Marktberichte

Inside Wall Street Ärger über AIG-Boni

An der Wall Street mag es weiter aufwärts gehen, doch was wirklich überkocht, ist die Wut der Amerikaner. Seit am Wochenende bekannt wurde, dass der ruinierte Versicherungsriese AIG, der nur dank Steuermilliarden noch lebt, satte 169 Millionen Dollar an Boni ausschütten will, ist der gute Wille der Bevölkerung gegenüber Corporate America auf ein neues Tief gefallen.

Doch nicht nur auf der Straße regt sich Protest. Im Kongress wehren sich Abgeordnete beider Parteien gegen die unglaublich dreiste Bonus-Ausschüttung, und AIG-CEO Edward Liddy musste einen "unangenehmen Anruf" von Finanzminister Timothy Geithner annehmen. Im Gespräch gelobte Liddy Besserung, doch die Glaubwürdigkeit des einst mächtigen und Dow-notierten Konzerns und des Managements ist gleich Null.
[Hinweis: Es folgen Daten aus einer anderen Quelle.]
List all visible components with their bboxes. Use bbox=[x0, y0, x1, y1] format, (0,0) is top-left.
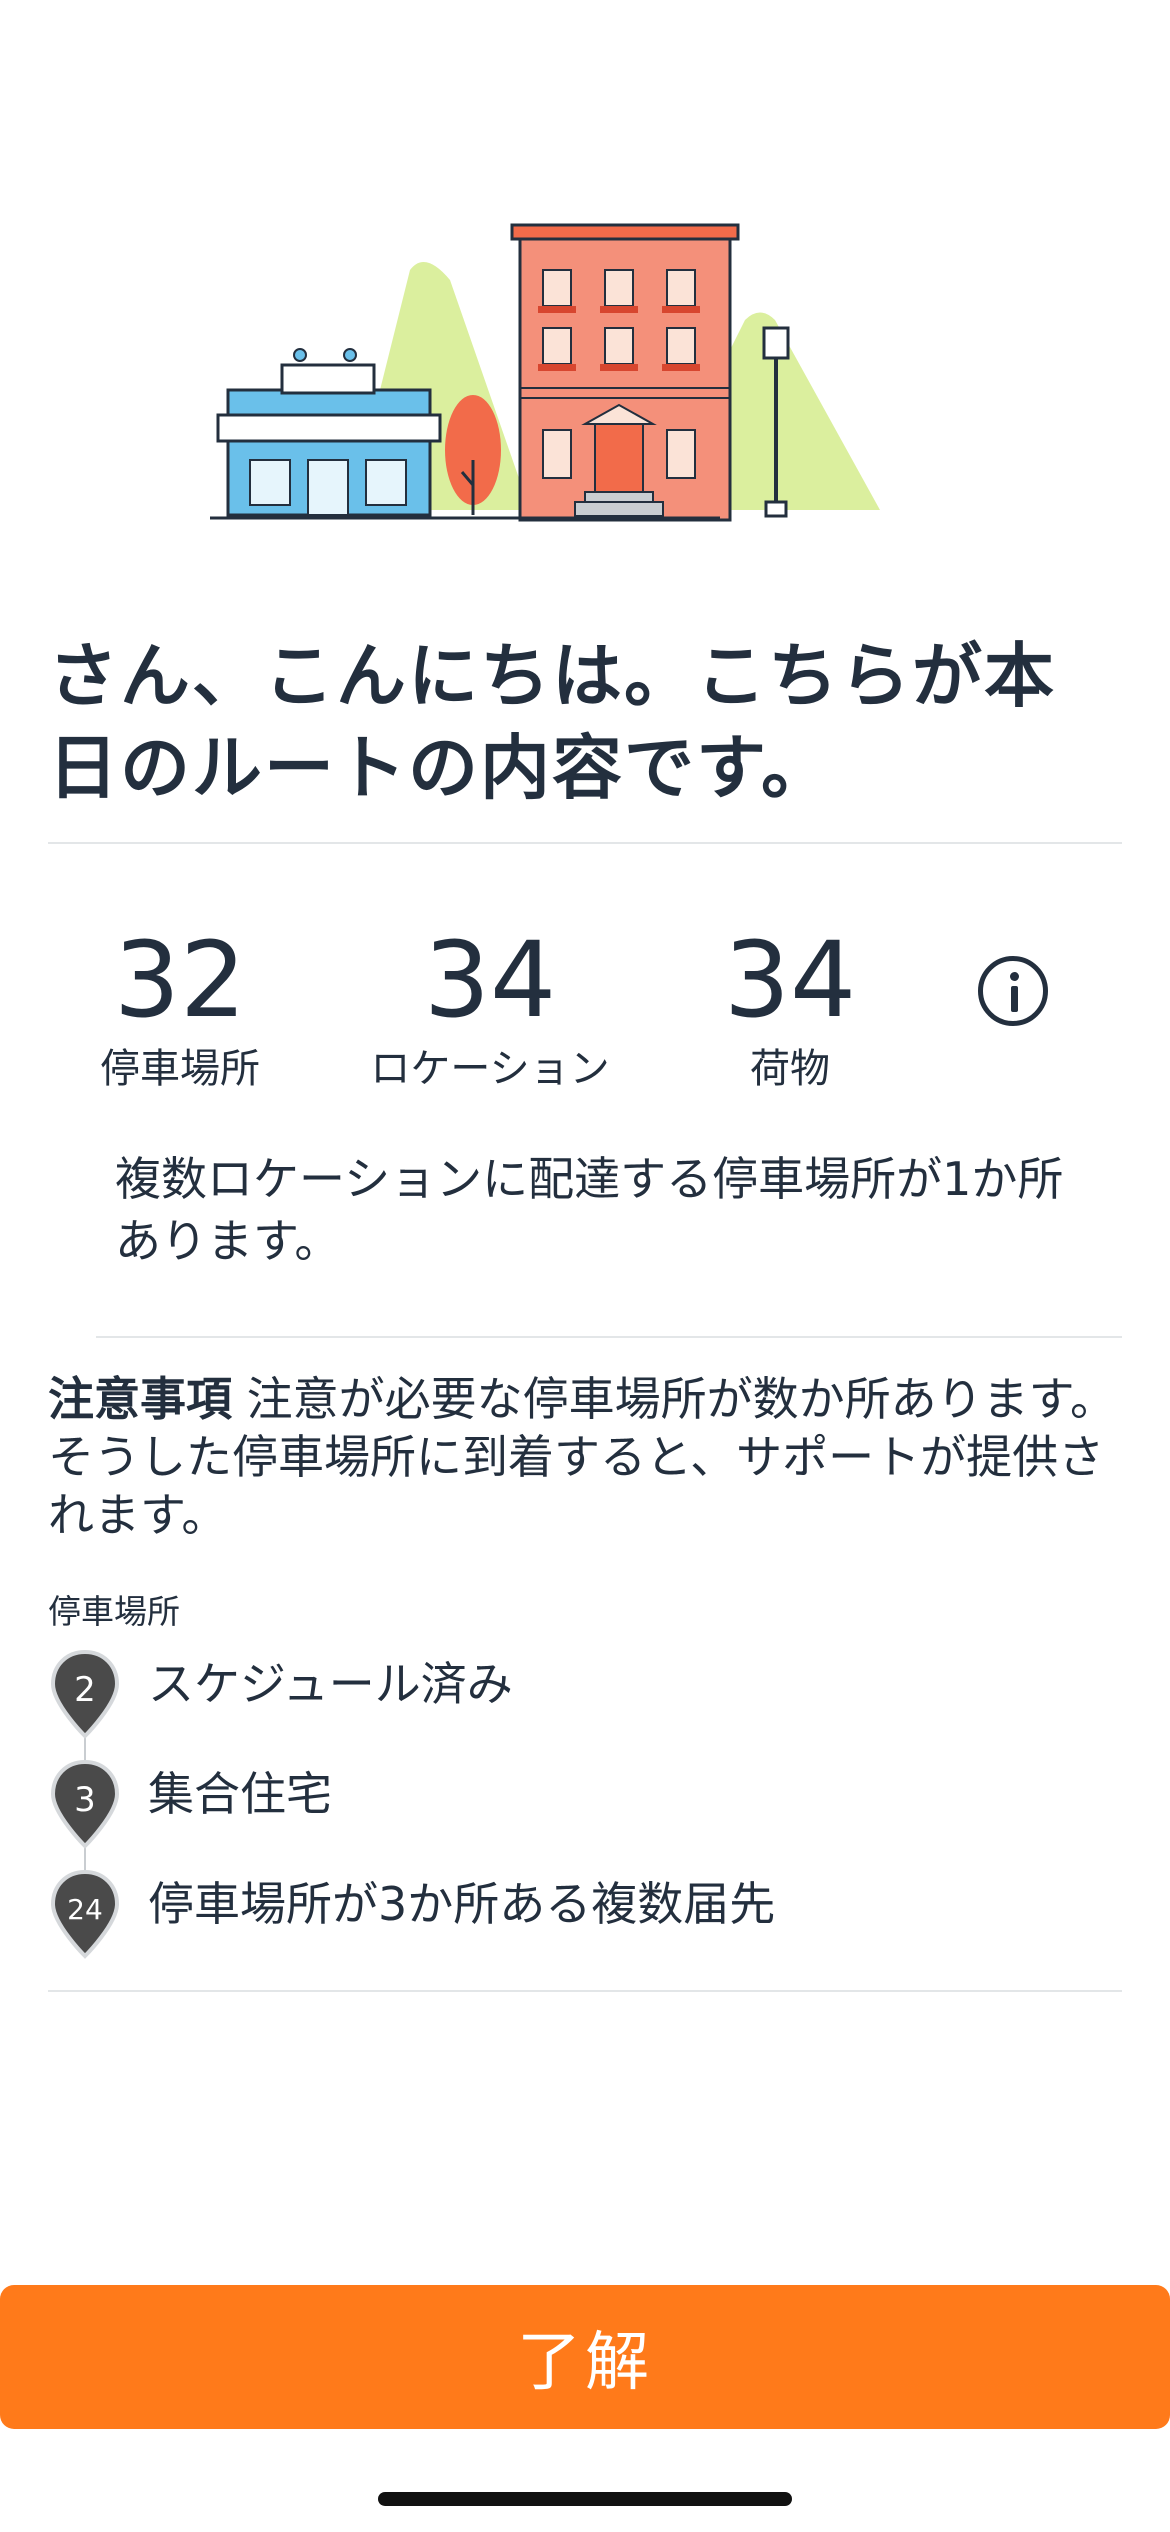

Die Forderung von Politik und Volk: Weg mit den Bonus-Zahlungen. Die Wall Street hat schon lange damit abgeschlossen, dass ein "Bonus" laut Definition und Wortherkunft eine Sonderzahlung für gute Leistungen ist. Boni werden in den Verträgen für Top-Manager über Jahre hinaus festgelegt, sie machen im Normalfall ein Vielfaches des Gehaltes aus. Dass sie auch ausgeschüttet werden, wenn es im Unternehmen schlecht läuft, ist umstritten - aber nicht neu. Dass sie ausgeschüttet werden, obwohl ein Unternehmen so gut wie Pleite ist, ist unverschämt.

Wenn AIG jetzt verspricht, die Boni nachträglich um 30 Prozent und für 2009 um 10 Prozent zu kürzen, dann ist das nicht ausreichend. Der Konzern ist kaputt, der Aktienkurs hat 99 Prozent seines ursprünglichen Wertes verloren und handelt seit Monaten flach unter einem Dollar wäre die Börse ein Krankenhaus, wäre der AIG-Chart stets von einem langen "Piiiiieeeeep" untermalt.

AIG wehrt sich gegen eine radikale Streichung der Boni und führt zwei Gründe an. Zum einen gelte es, über die Zahlungen den Verbleib der besten Manager im Unternehmen zu sichern. Dazu ist zu sagen: Es gibt bei AIG keine "besten Manager", die man behalten muss.

Zum anderen verweist CEO Liddy auf bestehende Verträge, die zu erfüllen seien. Auch dieses Argument zieht nicht. In einem Unternehmen werden bei einem Konkurs nun mal Verträge hinfällig und fest zugesagte Zahlungen nicht mehr erfüllt - weil kein Geld da ist. AIG wäre längst Konkurs, hätte der Steuerzahler nicht mit unvorstellbar hohen Zuschüssen eingegriffen. Sich vor diesem Hintergrund auf alte Verträge zu berufen, ist frech.

Der demokratische Senator Barney Frank, der dem Haushaltsausschuss vorsteht, fordert Konsequenzen. Verträge seien möglicherweise einzuhalten, sagt er. Doch müssten dann zumindest diejenigen fliegen, die derart unsinnige Verträge unterschrieben hätten.

Die US-Regierung will AIG nun zwingen, den Steuerzahler für die Millionen-Prämien an seine Mitarbeiter zu entschädigen. Das kündigte Finanzminister Timothy Geithner in einem Brief an den Kongress an. Zudem würden die Boni von einer zugesagten Finanzaspritze von 30 Mrd. Dollar abgezogen. Die Regieunrg hat AIG mit rund 180 Mrd. Dollar mehrmals vor dem Aus bewahrt.